Animaux maltraités: quand les industriels essaient d’étouffer leur monstrueuse réalité
Le 13/04/2013
Des lapins malades et blessés entassés dans des élevages en batterie. Des poules en cages déplumées n'ayant plus que la peau sur les os.
Des vaches qui reprennent conscience sur une chaîne d'abattage. Vous avez peut-être vu ces images au journal télévisé ou sur les réseaux sociaux. Elles montrent la production de viande telle que la vivent les animaux.
Témoigner de cette réalité est la mission que s'est donnée L214, qui enquête depuis 5 ans dans les élevages et les abattoirs français.
Les défenseurs des animaux passent pour des criminels
Aux yeux de la justice américaine, le travail que nous menons est désormais un crime.
Filmer sans autorisation dans les élevages et abattoirs et participer à la diffusion des images ainsi recueillies est à présent punissable de prison et de lourdes amendes dans trois États agricoles des États-Unis (Iowa, Utah, Missouri). Des lois similaires sont en projet ou déjà en discussion dans une dizaine d’autres.
Autrement dit : des conditions d’élevage et d’abattage des animaux, les citoyens ne sauront que ce que l’industrie de la viande veut bien leur montrer.
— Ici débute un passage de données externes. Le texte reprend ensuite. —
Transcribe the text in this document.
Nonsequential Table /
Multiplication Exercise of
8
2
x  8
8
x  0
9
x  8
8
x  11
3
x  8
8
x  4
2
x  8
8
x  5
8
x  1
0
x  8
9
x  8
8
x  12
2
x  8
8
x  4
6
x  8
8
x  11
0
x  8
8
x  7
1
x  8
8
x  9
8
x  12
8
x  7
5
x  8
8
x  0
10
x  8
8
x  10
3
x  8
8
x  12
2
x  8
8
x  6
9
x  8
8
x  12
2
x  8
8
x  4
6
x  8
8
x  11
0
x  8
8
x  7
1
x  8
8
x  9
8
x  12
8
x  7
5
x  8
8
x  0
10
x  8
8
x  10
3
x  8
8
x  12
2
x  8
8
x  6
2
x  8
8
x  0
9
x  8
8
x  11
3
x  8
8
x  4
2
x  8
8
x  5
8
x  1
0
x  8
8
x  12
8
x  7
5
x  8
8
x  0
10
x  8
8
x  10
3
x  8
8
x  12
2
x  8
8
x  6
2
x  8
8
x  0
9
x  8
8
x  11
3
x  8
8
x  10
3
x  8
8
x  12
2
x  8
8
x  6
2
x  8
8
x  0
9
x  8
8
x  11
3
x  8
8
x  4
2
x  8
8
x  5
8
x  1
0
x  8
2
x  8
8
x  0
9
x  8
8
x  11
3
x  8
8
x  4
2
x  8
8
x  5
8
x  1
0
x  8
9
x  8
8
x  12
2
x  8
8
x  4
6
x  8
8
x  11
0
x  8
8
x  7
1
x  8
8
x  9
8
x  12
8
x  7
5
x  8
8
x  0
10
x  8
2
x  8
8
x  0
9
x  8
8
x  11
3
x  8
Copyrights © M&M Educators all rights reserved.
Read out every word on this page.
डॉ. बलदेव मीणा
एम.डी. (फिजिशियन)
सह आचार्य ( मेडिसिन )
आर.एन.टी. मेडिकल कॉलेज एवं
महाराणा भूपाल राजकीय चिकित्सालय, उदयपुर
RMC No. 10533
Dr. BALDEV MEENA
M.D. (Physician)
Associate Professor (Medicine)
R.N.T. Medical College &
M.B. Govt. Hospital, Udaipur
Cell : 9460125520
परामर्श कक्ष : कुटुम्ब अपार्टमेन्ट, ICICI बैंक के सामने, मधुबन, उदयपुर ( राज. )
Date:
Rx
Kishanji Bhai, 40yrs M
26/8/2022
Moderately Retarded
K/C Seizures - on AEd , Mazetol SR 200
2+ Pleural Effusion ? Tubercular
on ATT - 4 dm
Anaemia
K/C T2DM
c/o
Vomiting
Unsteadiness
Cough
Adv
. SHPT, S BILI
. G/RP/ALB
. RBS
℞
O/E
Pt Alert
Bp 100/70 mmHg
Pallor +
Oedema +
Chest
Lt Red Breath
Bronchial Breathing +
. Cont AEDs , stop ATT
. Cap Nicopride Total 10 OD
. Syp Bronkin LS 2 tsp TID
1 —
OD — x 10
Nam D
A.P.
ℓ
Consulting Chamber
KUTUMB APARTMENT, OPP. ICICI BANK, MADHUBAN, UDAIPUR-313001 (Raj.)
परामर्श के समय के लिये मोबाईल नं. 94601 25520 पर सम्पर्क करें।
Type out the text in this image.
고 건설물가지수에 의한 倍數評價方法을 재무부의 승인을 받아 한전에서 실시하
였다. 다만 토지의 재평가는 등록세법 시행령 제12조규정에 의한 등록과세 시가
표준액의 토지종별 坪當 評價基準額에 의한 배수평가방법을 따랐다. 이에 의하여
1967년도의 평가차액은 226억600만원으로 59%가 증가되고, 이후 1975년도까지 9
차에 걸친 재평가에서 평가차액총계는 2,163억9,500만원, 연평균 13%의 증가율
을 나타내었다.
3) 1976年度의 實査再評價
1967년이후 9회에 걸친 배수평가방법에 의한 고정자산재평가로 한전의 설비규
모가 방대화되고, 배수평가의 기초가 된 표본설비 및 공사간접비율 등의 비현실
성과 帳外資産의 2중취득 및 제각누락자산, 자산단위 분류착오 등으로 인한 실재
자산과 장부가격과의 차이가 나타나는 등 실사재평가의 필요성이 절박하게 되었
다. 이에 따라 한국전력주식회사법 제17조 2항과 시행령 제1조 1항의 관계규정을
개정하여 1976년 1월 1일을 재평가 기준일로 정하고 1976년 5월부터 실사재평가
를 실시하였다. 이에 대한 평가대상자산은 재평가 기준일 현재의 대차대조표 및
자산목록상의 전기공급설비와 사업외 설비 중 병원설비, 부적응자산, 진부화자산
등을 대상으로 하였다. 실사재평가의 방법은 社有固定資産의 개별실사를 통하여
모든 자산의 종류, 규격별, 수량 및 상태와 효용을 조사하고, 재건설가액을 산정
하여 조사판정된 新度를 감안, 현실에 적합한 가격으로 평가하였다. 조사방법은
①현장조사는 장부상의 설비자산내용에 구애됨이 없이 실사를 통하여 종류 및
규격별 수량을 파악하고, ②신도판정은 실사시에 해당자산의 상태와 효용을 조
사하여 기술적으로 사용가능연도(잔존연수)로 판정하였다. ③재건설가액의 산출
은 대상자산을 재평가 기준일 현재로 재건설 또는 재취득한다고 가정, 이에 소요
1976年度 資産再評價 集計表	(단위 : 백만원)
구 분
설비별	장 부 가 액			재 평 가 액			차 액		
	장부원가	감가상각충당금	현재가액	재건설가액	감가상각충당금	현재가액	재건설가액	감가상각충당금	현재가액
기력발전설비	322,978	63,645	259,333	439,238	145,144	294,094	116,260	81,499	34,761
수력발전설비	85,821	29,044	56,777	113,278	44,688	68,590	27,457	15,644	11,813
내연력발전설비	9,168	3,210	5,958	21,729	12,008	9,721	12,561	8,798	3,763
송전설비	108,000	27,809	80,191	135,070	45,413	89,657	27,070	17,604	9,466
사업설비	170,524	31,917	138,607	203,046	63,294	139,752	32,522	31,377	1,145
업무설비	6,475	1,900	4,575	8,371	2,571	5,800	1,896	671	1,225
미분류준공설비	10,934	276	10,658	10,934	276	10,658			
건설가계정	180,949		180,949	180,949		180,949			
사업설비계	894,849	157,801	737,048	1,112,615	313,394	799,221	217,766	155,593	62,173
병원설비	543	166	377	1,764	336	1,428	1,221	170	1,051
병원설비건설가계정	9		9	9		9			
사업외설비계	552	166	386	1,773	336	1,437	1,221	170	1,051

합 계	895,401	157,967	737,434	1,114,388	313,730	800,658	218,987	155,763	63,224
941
Qu'en est-il, en Europe, de la liberté d'informer de ce que vivent les animaux dans les élevages ? Aucun pays n'a encore légiféré contre le droit des consommateurs, à savoir ce qu'il se passe dans les élevages et les abattoirs. Mais les tentatives de répression ont déjà commencé.
En Autriche, l’État a tenté pendant trois ans de criminaliser une ONG pacifique, l'association contre les élevages intensifs VGT, allant jusqu'à utiliser une loi destinée à lutter contre le terrorisme et le crime organisé pour inculper des responsables associatifs d'une série de délits extravagants. Au terme d'un procès largement médiatisé, l'affaire s'est terminée en 2011 par une relaxe générale.
En Espagne, vingt-cinq personnes font actuellement l'objet d'un procès inique visant l'association Igualdad Animal, qui a notamment documenté la cruauté inhérente aux élevages de porcs pour la viande, de visons pour la fourrure, ou au gavage des canards.
Derrière les murs des abattoirs
Que retenir de cette ardeur à tenir la société civile en dehors des affaires de l'industrie de la viande ? C'est simple : derrière les murs des élevages et des abattoirs se déroule une réalité quotidienne que le grand public trouve choquante et glauque. Une réalité qui nuit grandement à l'image des entreprises concernées à chaque médiatisation.
Jusqu'à présent, les groupes de pression agricoles exercent un lobbying efficace visant à inverser les rôles : criminaliser les protecteurs des animaux et mettre en sûreté l'industrie et tous ceux dont l'activité économique repose sur l'exploitation des animaux.
Des contrôles très insuffisants
En France, depuis l'affaire de la viande de cheval, nos élus ont invariablement recours à une formule magique : "traçabilité". Entendre par là qu'ils sont favorables à l'indication du lieu d'élevage et d'abattage des animaux, comme si la seule origine "France" portait la garantie de pratiques respectables.
En réalité, nos représentants politiques trahissent leurs véritables intentions chaque fois qu'ils évoquent leur volonté d'"apaiser les consommateurs". Pendant ce temps, la nécessité de réformer l'élevage ou modifier les habitudes alimentaires reste absente de leurs discours.
Les personnes sensibles aux conditions de vie des animaux ont des raisons d'être inquiètes. Les contrôles des normes minimales de protection animale par les autorités françaises sont très largement insuffisants : ils devraient être systématiques.
La monstrueuse normalité des élevages
A L214, nous ne nous concentrons pas sur les cas particuliers d’employés sadiques ou d’éleveurs négligents. Nous tenons à monter la normalité de l’élevage : que ce soit le ramassage des dindes, le gavage des canards, le transport des chevreaux… La "normalité" est monstrueuse.
En France, l’industrie fait ce qu’elle peut pour s’opposer à la diffusion de nos images. Elle a déjà obtenu la condamnation de L214 à faire disparaître des vidéos d'enquêtes obtenues sans autorisation.
S'ils sont encore considérés comme des "propriétés", les animaux sont avant tout des êtres sensibles. Parce qu'ils sont à notre merci, la condition qui leur est faite nous regarde. Chacun d'entre nous.